= Kilsoo Haan =

Korean-American spy (1900–1976)

Kilsoo Kenneth Haan ( May 31, 1900 – July 1, 1976) was a Korean American intelligence operative, Korean independence activist, and both the source and translator of Kinoaki Matsuo’s contested and controversial book, The Three-Power Alliance and a United States-Japanese War (English: How Japan Plans to Win).

==Early life==
Haan was born in Jangdan, Gyeonggi Province, Korean Empire on May 31, 1900. He was five years old when his family joined the Korean immigration to Hawaii as plantation laborers. Despite his father leaving for Korea in 1910, he and his mother remained in Hawaii, where Haan continued his education. He attended the Korean Compound School and the Ka'iulani School until the 8th grade.

In August 1920, Haan left Hawaii to spend a year preparing for the ministry at the Salvation Army Training School in San Francisco, California. Upon his return, he began his service as a Salvation Army representative on the island of Kauaʻi. Haan rose through the ranks over the following six years to make Captain.

Haan's religious career ostensibly came to an end in 1926 when he married a Korean woman from Honolulu named Stella Yoon and resigned from the Salvation Army, reportedly because his new wife's religious beliefs were in conflict with his service in the Salvation Army.

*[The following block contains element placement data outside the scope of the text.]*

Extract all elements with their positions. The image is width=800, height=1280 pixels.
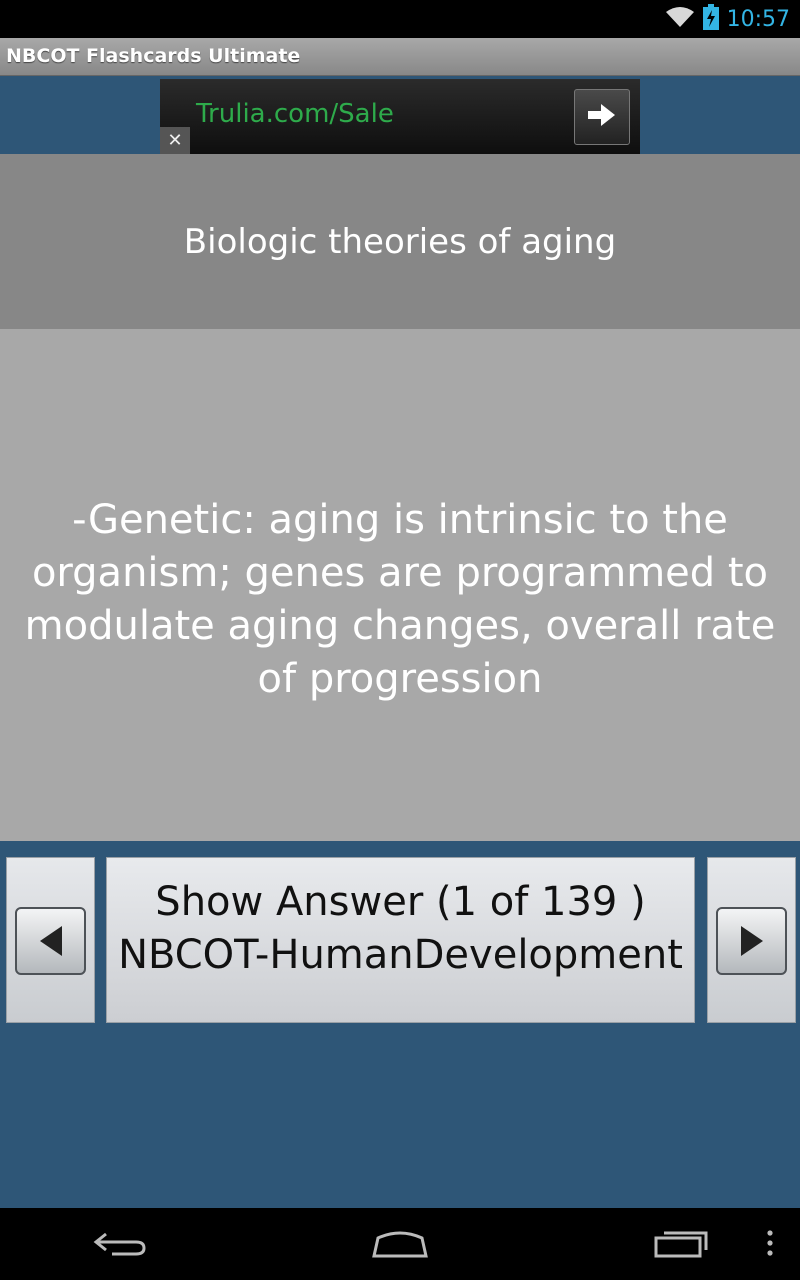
system-nav-bar [0,1208,800,1280]
ad-arrow-button[interactable] [574,89,630,145]
previous-card-button[interactable] [6,857,95,1023]
ad-banner[interactable]: Trulia.com/Sale ✕ [160,79,640,154]
card-controls: Show Answer (1 of 139 ) NBCOT-HumanDevel… [0,841,800,1031]
wifi-icon [665,5,695,33]
recent-apps-icon[interactable] [654,1228,710,1264]
back-icon[interactable] [92,1228,148,1264]
show-answer-button[interactable]: Show Answer (1 of 139 ) NBCOT-HumanDevel… [106,857,695,1023]
status-bar: 10:57 [0,0,800,38]
home-icon[interactable] [370,1228,430,1264]
right-arrow-icon [716,907,787,975]
next-card-button[interactable] [707,857,796,1023]
left-arrow-icon [15,907,86,975]
ad-close-button[interactable]: ✕ [160,127,190,154]
overflow-menu-icon[interactable] [765,1228,775,1264]
flashcard-answer: -Genetic: aging is intrinsic to the orga… [0,329,800,841]
app-title: NBCOT Flashcards Ultimate [6,45,301,67]
arrow-right-icon [588,104,616,130]
battery-charging-icon [702,4,719,34]
close-icon: ✕ [167,130,183,151]
answer-text: -Genetic: aging is intrinsic to the orga… [24,497,776,702]
question-text: Biologic theories of aging [183,221,617,262]
show-answer-label: Show Answer (1 of 139 ) [155,879,646,925]
app-title-bar: NBCOT Flashcards Ultimate [0,38,800,76]
flashcard-question: Biologic theories of aging [0,154,800,329]
ad-text[interactable]: Trulia.com/Sale [196,99,394,129]
ad-band: Trulia.com/Sale ✕ [0,76,800,154]
deck-name: NBCOT-HumanDevelopment [118,932,683,978]
status-icons: 10:57 [665,0,790,38]
status-clock: 10:57 [726,6,790,32]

After resigning, the couple returned to Honolulu.

==Political and intelligence career==
In the 1930s, Haan became involved with the Korean independence movement by joining the Korean National Association (KNA) of Hawaii.

Haan learned of Japan's impending attack on attack on Pearl Harbor in 1941, gave multiple warnings to the US government about it, including providing information to the State Department two days before the attack that the Japanese embassy had begun selling its cars. After the attack, the State Department threatened Haan with incarceration if he revealed his warnings to the press.

Haan successfully lobbied the Justice Department to exclude Koreans from the internment of Japanese Americans, despite Korea being legally part of Japan at the time.

In the summer of 1942, Haan circulated a "secret report" to American newspapers stating that Japanese leaders Hideki Tojo and Koki Hirota had been wounded by gunshots from Korean patriot Park Soowon.

In December 1942, Haan met with George Atcheson Jr. and Laurence E. Salisbury of the State Department in an effort to obtain a written assurance that the United States would assist in establishing an independent Korean government after the war, which he said would encourage Korean agents in Japanese territory.

On May 5, 1943, Haan appeared before Chairperson Samuel Dickstein’s House Immigration Committee on the repeal of the Chinese Exclusion Law. He gave testimony that his network of spies in East Asia had discovered evidence of the Japanese government's plan to end the war in China and re-deploy its naval assets to convoy a force of over 100,000 seasoned troops to invade Crescent City, California, "before Christmas".

After the war, Haan shifted his focus to campaigning against the expansion of Soviet communism, and passed intelligence to the U.S. government regarding the Sino-Soviet alliance, the Soviet atomic bomb program, and the Korean War.

== Legacy ==
Haan's work was not widely acknowledged until well after his death in 1976.

The South Korean spy thriller film Haan was released in 2005 based on Haan's experience as Korea's first notable double agent. The film follows Haan as he learns of Japan's impending attack on Pearl Harbor in 1941 and tries to warn the United States, but is ignored.

Haan's personal papers can be found in the University of California, Santa Cruz archives.

==Selected publications==
Books translated
- How Japan Plans to Win. Boston: Little, Brown and Co. (1942). — An English translation of The Three-Power Alliance and a United States-Japanese War (in Japanese), by Kinoaki Matsuo.